The degree I do have is an STM, Master of Sacred Theology. Most people have never heard of this degree. It is primarily awarded in mainline and Roman Catholic seminaries for those who already have a previous theological degree such as an MDiv, MA or MTS. It is equivalent to a DMin or a ThM in academic rigor. I received this degree from the College of Emmanuel & St. Chad [Anglican], which was part of the Saskatoon Theological Union which also included St. Andrews College [United Church of Canada] and Luther Seminary on the campus of the University of Saskatchewan. My major was in Pastoral Theology and minor in Church History with a thesis on spirituality and human development, particularly the transition from high school to college and its impact on spirituality. It is perfect for what I am doing at present and I don’t see the need for a PhD in addition to it.

What about Anabaptists and education? Since going to a Mennonite Bible College for two years I have not studied at an Anabaptist or Mennonite school and yet became a committed and enthusiastic Anabaptist in the midst of this broad theological environment. I have learned to appreciate the contributions of other theological streams while at the same time deepening my commitment to Anabaptist emphases.

Anabaptists have always had an ambivalent relationship with academics. Of the first generation of Anabaptists, only one had a doctorate, and by the second generation they were too focused on escaping persecution to be getting an education.
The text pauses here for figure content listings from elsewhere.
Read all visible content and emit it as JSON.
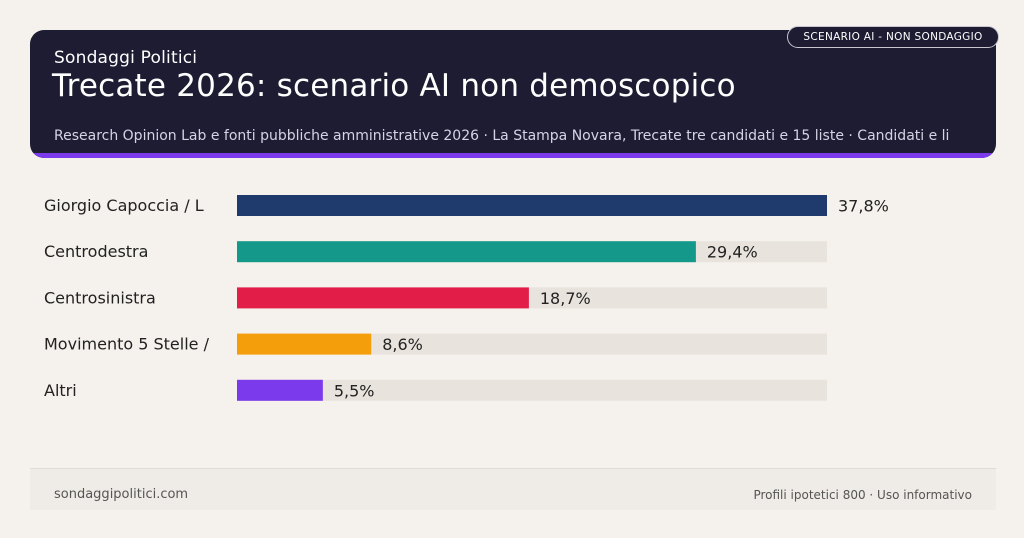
{
  "header": {
    "kicker": "Sondaggi Politici",
    "title": "Trecate 2026: scenario AI non demoscopico",
    "subtitle": "Research Opinion Lab e fonti pubbliche amministrative 2026 · La Stampa Novara, Trecate tre candidati e 15 liste · Candidati e li",
    "badge": "SCENARIO AI - NON SONDAGGIO"
  },
  "colors": {
    "background": "#f5f1ec",
    "header_bg": "#1d1c33",
    "accent": "#7c3aed",
    "track": "#e8e3dd"
  },
  "chart_data": {
    "type": "bar",
    "orientation": "horizontal",
    "categories": [
      "Giorgio Capoccia / L",
      "Centrodestra",
      "Centrosinistra",
      "Movimento 5 Stelle /",
      "Altri"
    ],
    "values": [
      37.8,
      29.4,
      18.7,
      8.6,
      5.5
    ],
    "value_labels": [
      "37,8%",
      "29,4%",
      "18,7%",
      "8,6%",
      "5,5%"
    ],
    "colors": [
      "#1f3a6d",
      "#14988a",
      "#e11d48",
      "#f59e0b",
      "#7c3aed"
    ],
    "xlim": [
      0,
      37.8
    ],
    "title": "",
    "xlabel": "",
    "ylabel": "",
    "grid": false
  },
  "footer": {
    "site": "sondaggipolitici.com",
    "note": "Profili ipotetici 800 · Uso informativo"
  }
}
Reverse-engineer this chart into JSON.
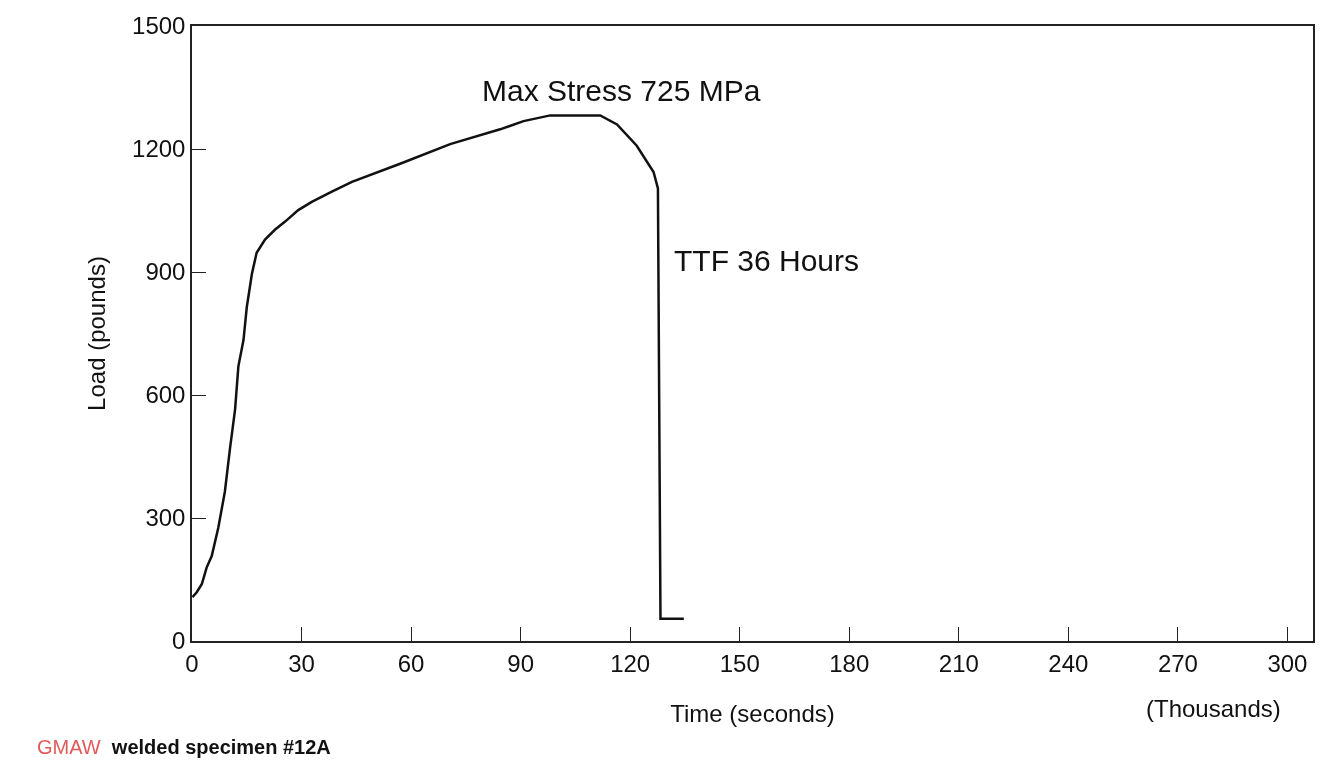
{
  "chart_data": {
    "type": "line",
    "xlabel": "Time (seconds)",
    "ylabel": "Load (pounds)",
    "series": [
      {
        "color": "#111111",
        "x": [
          0.1,
          1.3,
          2.7,
          4.0,
          5.4,
          7.2,
          9.0,
          10.4,
          11.8,
          12.7,
          14.1,
          15.0,
          16.4,
          17.7,
          20.0,
          22.7,
          25.5,
          29.1,
          32.8,
          38.3,
          43.8,
          57.0,
          70.7,
          84.4,
          90.8,
          98.1,
          111.8,
          116.4,
          121.8,
          126.4,
          127.6,
          128.3,
          134.7
        ],
        "values": [
          107,
          119,
          139,
          179,
          207,
          276,
          364,
          469,
          565,
          670,
          734,
          814,
          895,
          947,
          979,
          1003,
          1023,
          1051,
          1071,
          1096,
          1120,
          1164,
          1212,
          1248,
          1268,
          1282,
          1282,
          1260,
          1208,
          1144,
          1104,
          54,
          54
        ]
      }
    ],
    "xlim": [
      0,
      307
    ],
    "ylim": [
      0,
      1500
    ],
    "xticks": [
      0,
      30,
      60,
      90,
      120,
      150,
      180,
      210,
      240,
      270,
      300
    ],
    "yticks": [
      0,
      300,
      600,
      900,
      1200,
      1500
    ],
    "marker": "none",
    "line_style": "solid",
    "annotations": [
      "Max Stress 725 MPa",
      "TTF 36 Hours",
      "(Thousands)",
      "GMAW welded specimen #12A"
    ]
  }
}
Of course in later generations Mennonites became very educated and today there are Mennonites with PhD’s in many areas. I would guess that a few of the progressive Mennonite denominations might have more PhD’s per capita than many other traditions, but my particular conservative background did not follow this trend. They believed that education would expose people to worldliness and tempt them with pride. Getting an education was not a high priority. My father struggled to make it to grade 7 and his father could barely write his own name. A popular saying in Low German was “The more learned the more useless.” Reading books was of no practical value, working hard on the farm was what mattered. Of my parents’ generation in my extended family only one of seventeen earned a post-secondary degree, and this was often viewed with suspicion. Despite having three post-secondary degrees, I still carry some of this mindset with me. Education better be practical or it is of no value. Thus, I kind of like lumping all of my courses under the banner of practical theology, adding with a wink that this is not necessarily an oxymoron.